New hires paid £1,581 more than existing employees in the same role
The latest research from totaljobs has revealed that new hires earn an average of £1,581 more than existing employees in the same role. With UK employment levels reaching record highs, workers are entering their job search with greater composure and confidence.
Meanwhile, with a widely reported skills shortage, employers are facing fierce competition for talent. This means that many have felt a growing need to offer competitive salaries to secure new recruits.
The power of negotiation
The research, which pulled insight from over 250 employers and 1,000 UK workers, has revealed the growing impact of negotiation. As such, 45% of employers admit to paying those new to the job more than existing employees in the same role.
When asked why, a third of British bosses claim this was a result of a candidate’s negotiation. A quarter claim that a contributing factor is the pressure to fill a role quickly and 28% noted that they are proactive with offering higher salaries, as it gives them the edge over competitors when recruiting.
More than a payslip
For employers looking to secure and retain the best talent, thought has to go into factors beyond remuneration.

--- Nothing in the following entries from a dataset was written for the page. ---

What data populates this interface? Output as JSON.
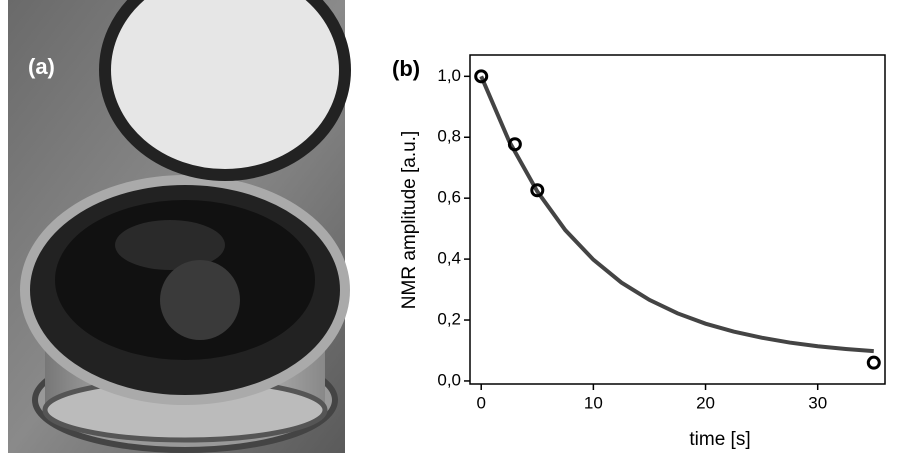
{
  "photo": {
    "label": "(a)"
  },
  "chart_data": {
    "type": "scatter",
    "panel_label": "(b)",
    "xlabel": "time [s]",
    "ylabel": "NMR amplitude [a.u.]",
    "xlim": [
      -1,
      36
    ],
    "xticks": [
      0,
      10,
      20,
      30
    ],
    "ylim": [
      -0.01,
      1.07
    ],
    "yticks": [
      {
        "value": 0,
        "label": "0,0"
      },
      {
        "value": 0.2,
        "label": "0,2"
      },
      {
        "value": 0.4,
        "label": "0,4"
      },
      {
        "value": 0.6,
        "label": "0,6"
      },
      {
        "value": 0.8,
        "label": "0,8"
      },
      {
        "value": 1.0,
        "label": "1,0"
      }
    ],
    "series": [
      {
        "kind": "line",
        "color": "#444444",
        "x": [
          0,
          2.5,
          5,
          7.5,
          10,
          12.5,
          15,
          17.5,
          20,
          22.5,
          25,
          27.5,
          30,
          32.5,
          35
        ],
        "values": [
          1.0,
          0.786,
          0.622,
          0.495,
          0.398,
          0.323,
          0.266,
          0.222,
          0.188,
          0.162,
          0.142,
          0.126,
          0.114,
          0.105,
          0.098
        ]
      },
      {
        "kind": "points",
        "color": "#000000",
        "x": [
          0,
          3,
          5,
          35
        ],
        "values": [
          1.0,
          0.777,
          0.626,
          0.06
        ]
      }
    ]
  }
}
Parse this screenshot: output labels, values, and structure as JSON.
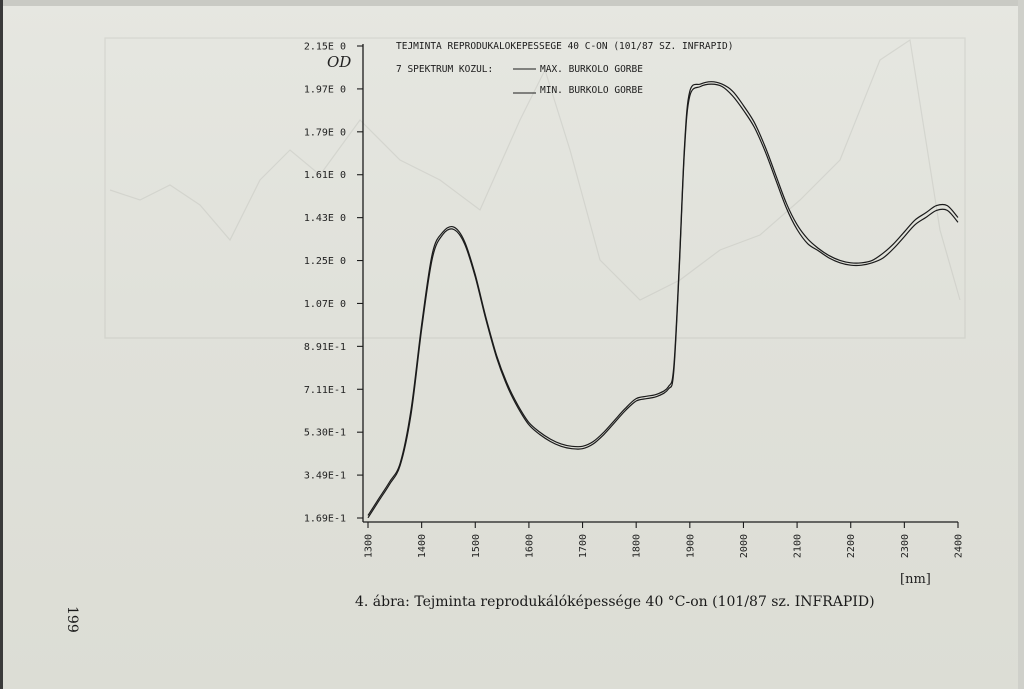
{
  "page_number": "199",
  "caption": "4. ábra: Tejminta reprodukálóképessége 40 °C-on (101/87 sz. INFRAPID)",
  "chart_data": {
    "type": "line",
    "title": "TEJMINTA REPRODUKALOKEPESSEGE 40 C-ON (101/87 SZ. INFRAPID)",
    "subtitle": "7 SPEKTRUM KOZUL:",
    "ylabel": "OD",
    "xlabel": "[nm]",
    "yticks": [
      "2.15E 0",
      "1.97E 0",
      "1.79E 0",
      "1.61E 0",
      "1.43E 0",
      "1.25E 0",
      "1.07E 0",
      "8.91E-1",
      "7.11E-1",
      "5.30E-1",
      "3.49E-1",
      "1.69E-1"
    ],
    "xticks": [
      "1300",
      "1400",
      "1500",
      "1600",
      "1700",
      "1800",
      "1900",
      "2000",
      "2100",
      "2200",
      "2300",
      "2400"
    ],
    "xlim": [
      1300,
      2400
    ],
    "ylim": [
      0.169,
      2.15
    ],
    "legend": [
      "MAX. BURKOLO GORBE",
      "MIN. BURKOLO GORBE"
    ],
    "series": [
      {
        "name": "MAX. BURKOLO GORBE",
        "x": [
          1300,
          1320,
          1340,
          1360,
          1380,
          1400,
          1420,
          1440,
          1460,
          1480,
          1500,
          1520,
          1540,
          1560,
          1580,
          1600,
          1620,
          1640,
          1660,
          1680,
          1700,
          1720,
          1740,
          1760,
          1780,
          1800,
          1820,
          1840,
          1860,
          1870,
          1880,
          1890,
          1900,
          1920,
          1940,
          1960,
          1980,
          2000,
          2020,
          2040,
          2060,
          2080,
          2100,
          2120,
          2140,
          2160,
          2180,
          2200,
          2220,
          2240,
          2260,
          2280,
          2300,
          2320,
          2340,
          2360,
          2380,
          2400
        ],
        "values": [
          0.18,
          0.25,
          0.32,
          0.4,
          0.62,
          0.98,
          1.28,
          1.37,
          1.39,
          1.33,
          1.19,
          1.01,
          0.85,
          0.73,
          0.64,
          0.57,
          0.53,
          0.5,
          0.48,
          0.47,
          0.47,
          0.49,
          0.53,
          0.58,
          0.63,
          0.67,
          0.68,
          0.69,
          0.72,
          0.8,
          1.22,
          1.73,
          1.96,
          1.99,
          2.0,
          1.99,
          1.96,
          1.9,
          1.83,
          1.73,
          1.61,
          1.49,
          1.4,
          1.34,
          1.3,
          1.27,
          1.25,
          1.24,
          1.24,
          1.25,
          1.28,
          1.32,
          1.37,
          1.42,
          1.45,
          1.48,
          1.48,
          1.43
        ]
      },
      {
        "name": "MIN. BURKOLO GORBE",
        "x": [
          1300,
          1320,
          1340,
          1360,
          1380,
          1400,
          1420,
          1440,
          1460,
          1480,
          1500,
          1520,
          1540,
          1560,
          1580,
          1600,
          1620,
          1640,
          1660,
          1680,
          1700,
          1720,
          1740,
          1760,
          1780,
          1800,
          1820,
          1840,
          1860,
          1870,
          1880,
          1890,
          1900,
          1920,
          1940,
          1960,
          1980,
          2000,
          2020,
          2040,
          2060,
          2080,
          2100,
          2120,
          2140,
          2160,
          2180,
          2200,
          2220,
          2240,
          2260,
          2280,
          2300,
          2320,
          2340,
          2360,
          2380,
          2400
        ],
        "values": [
          0.17,
          0.24,
          0.31,
          0.39,
          0.6,
          0.96,
          1.26,
          1.36,
          1.38,
          1.32,
          1.18,
          1.0,
          0.84,
          0.72,
          0.63,
          0.56,
          0.52,
          0.49,
          0.47,
          0.46,
          0.46,
          0.48,
          0.52,
          0.57,
          0.62,
          0.66,
          0.67,
          0.68,
          0.71,
          0.78,
          1.2,
          1.71,
          1.94,
          1.98,
          1.99,
          1.98,
          1.94,
          1.88,
          1.81,
          1.71,
          1.59,
          1.47,
          1.38,
          1.32,
          1.29,
          1.26,
          1.24,
          1.23,
          1.23,
          1.24,
          1.26,
          1.3,
          1.35,
          1.4,
          1.43,
          1.46,
          1.46,
          1.41
        ]
      }
    ],
    "grid": false,
    "legend_position": "top"
  },
  "colors": {
    "line": "#1b1b1b",
    "paper": "#e2e3dc",
    "ghost": "#b9bab4"
  }
}
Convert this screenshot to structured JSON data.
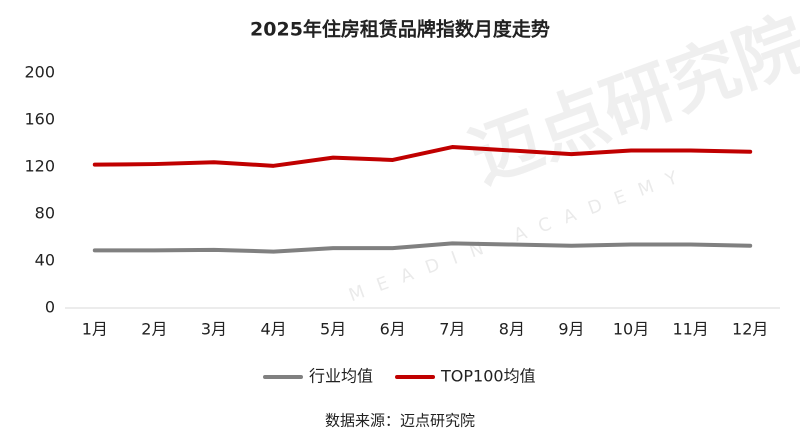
{
  "chart_data": {
    "type": "line",
    "title": "2025年住房租赁品牌指数月度走势",
    "categories": [
      "1月",
      "2月",
      "3月",
      "4月",
      "5月",
      "6月",
      "7月",
      "8月",
      "9月",
      "10月",
      "11月",
      "12月"
    ],
    "series": [
      {
        "name": "行业均值",
        "color": "#808080",
        "values": [
          49,
          49,
          49.5,
          48,
          51,
          51,
          55,
          54,
          53,
          54,
          54,
          53
        ]
      },
      {
        "name": "TOP100均值",
        "color": "#c00000",
        "values": [
          122,
          122.5,
          124,
          121,
          128,
          126,
          137,
          134,
          131,
          134,
          134,
          133
        ]
      }
    ],
    "ylim": [
      0,
      200
    ],
    "yticks": [
      0,
      40,
      80,
      120,
      160,
      200
    ],
    "grid": false,
    "legend": "bottom",
    "source": "数据来源：迈点研究院",
    "watermark": "迈点研究院",
    "watermark_sub": "MEADIN ACADEMY"
  }
}
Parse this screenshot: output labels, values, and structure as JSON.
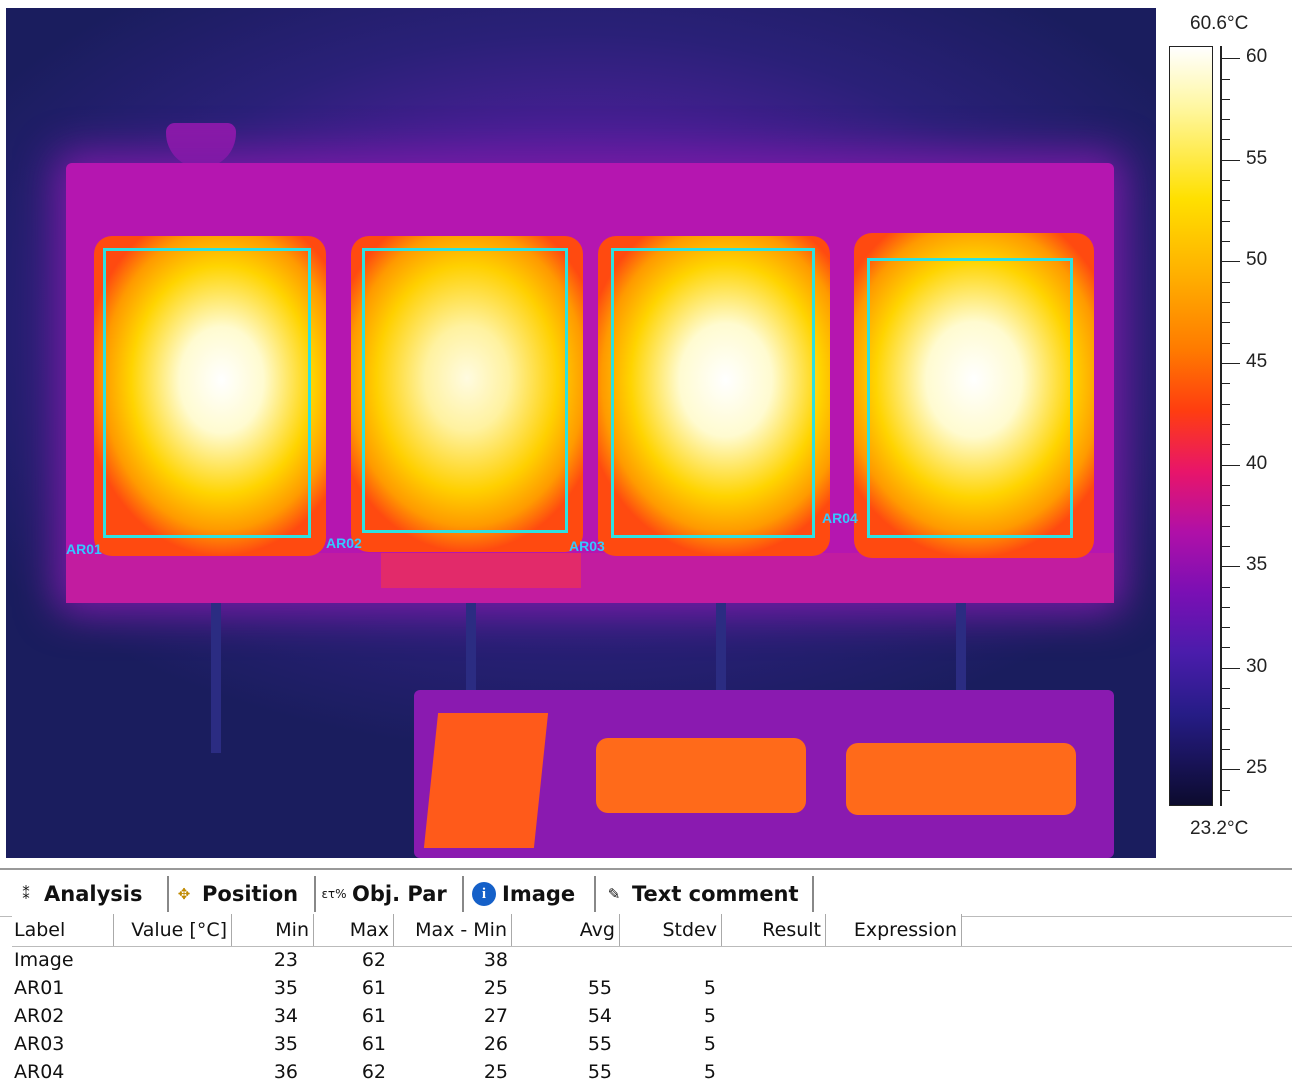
{
  "scale": {
    "max_label": "60.6°C",
    "min_label": "23.2°C",
    "min_value": 23.2,
    "max_value": 60.6,
    "ticks": [
      "60",
      "55",
      "50",
      "45",
      "40",
      "35",
      "30",
      "25"
    ],
    "palette": "iron"
  },
  "thermal_image": {
    "regions": [
      {
        "label": "AR01"
      },
      {
        "label": "AR02"
      },
      {
        "label": "AR03"
      },
      {
        "label": "AR04"
      }
    ],
    "roi_color": "#2fe0e0"
  },
  "tabs": [
    {
      "label": "Analysis",
      "icon": "analysis-icon"
    },
    {
      "label": "Position",
      "icon": "position-icon"
    },
    {
      "label": "Obj. Par",
      "icon": "object-parameters-icon"
    },
    {
      "label": "Image",
      "icon": "info-icon"
    },
    {
      "label": "Text comment",
      "icon": "text-comment-icon"
    }
  ],
  "table": {
    "columns": [
      "Label",
      "Value [°C]",
      "Min",
      "Max",
      "Max - Min",
      "Avg",
      "Stdev",
      "Result",
      "Expression"
    ],
    "rows": [
      {
        "label": "Image",
        "value": "",
        "min": "23",
        "max": "62",
        "range": "38",
        "avg": "",
        "stdev": ""
      },
      {
        "label": "AR01",
        "value": "",
        "min": "35",
        "max": "61",
        "range": "25",
        "avg": "55",
        "stdev": "5"
      },
      {
        "label": "AR02",
        "value": "",
        "min": "34",
        "max": "61",
        "range": "27",
        "avg": "54",
        "stdev": "5"
      },
      {
        "label": "AR03",
        "value": "",
        "min": "35",
        "max": "61",
        "range": "26",
        "avg": "55",
        "stdev": "5"
      },
      {
        "label": "AR04",
        "value": "",
        "min": "36",
        "max": "62",
        "range": "25",
        "avg": "55",
        "stdev": "5"
      }
    ]
  }
}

Our research revealed that two thirds of UK workers remain loyal to their employer, if they enjoy their work.
As part of the Global Talent Survey, we discovered the top 10 most important factors to job satisfaction. Interestingly, salary is nowhere to be seen. Instead, the employees are focused on work-life balance, the relationships they have with peers and superiors, and appreciation for their work.
Three quarters of workers did not negotiate on salary when they joined their existing role, and what’s more, the research found that 59% of workers admit they have never moved jobs to boost their income.
What this means for employers
The current landscape has afforded more power to the candidate, and with a suite of options and offers, they can afford to negotiate.
For employers, it’s vital that their salaries are bench-marked against the industry average, and that hiring managers are able to secure wiggle-room within their recruitment budget to secure the best talent.
When it comes to current employees, and those that request a pay increase, a consideration must be the rising cost of replacing employees. Is offering a small pay increase to one of your best, most loyal team members actually a cost-saving exercise compared to an average cost per hire of £24,000?
Fortunately for employers, money is oftentimes not a factor, with 2 in 3 people claiming that they wouldn’t leave a company to pursue a higher salary. With this in mind, alongside a well-rounded fiscal strategy for recruitment, employers must consider what they are offering in terms of emotional reward.
This includes, the opportunity for career progression and development, a well-defined and positive company culture, and where possible – a shared purpose and vision. It’s these pieces of the puzzle that will ultimately strengthen an employer brand, alongside a competitive salary structure.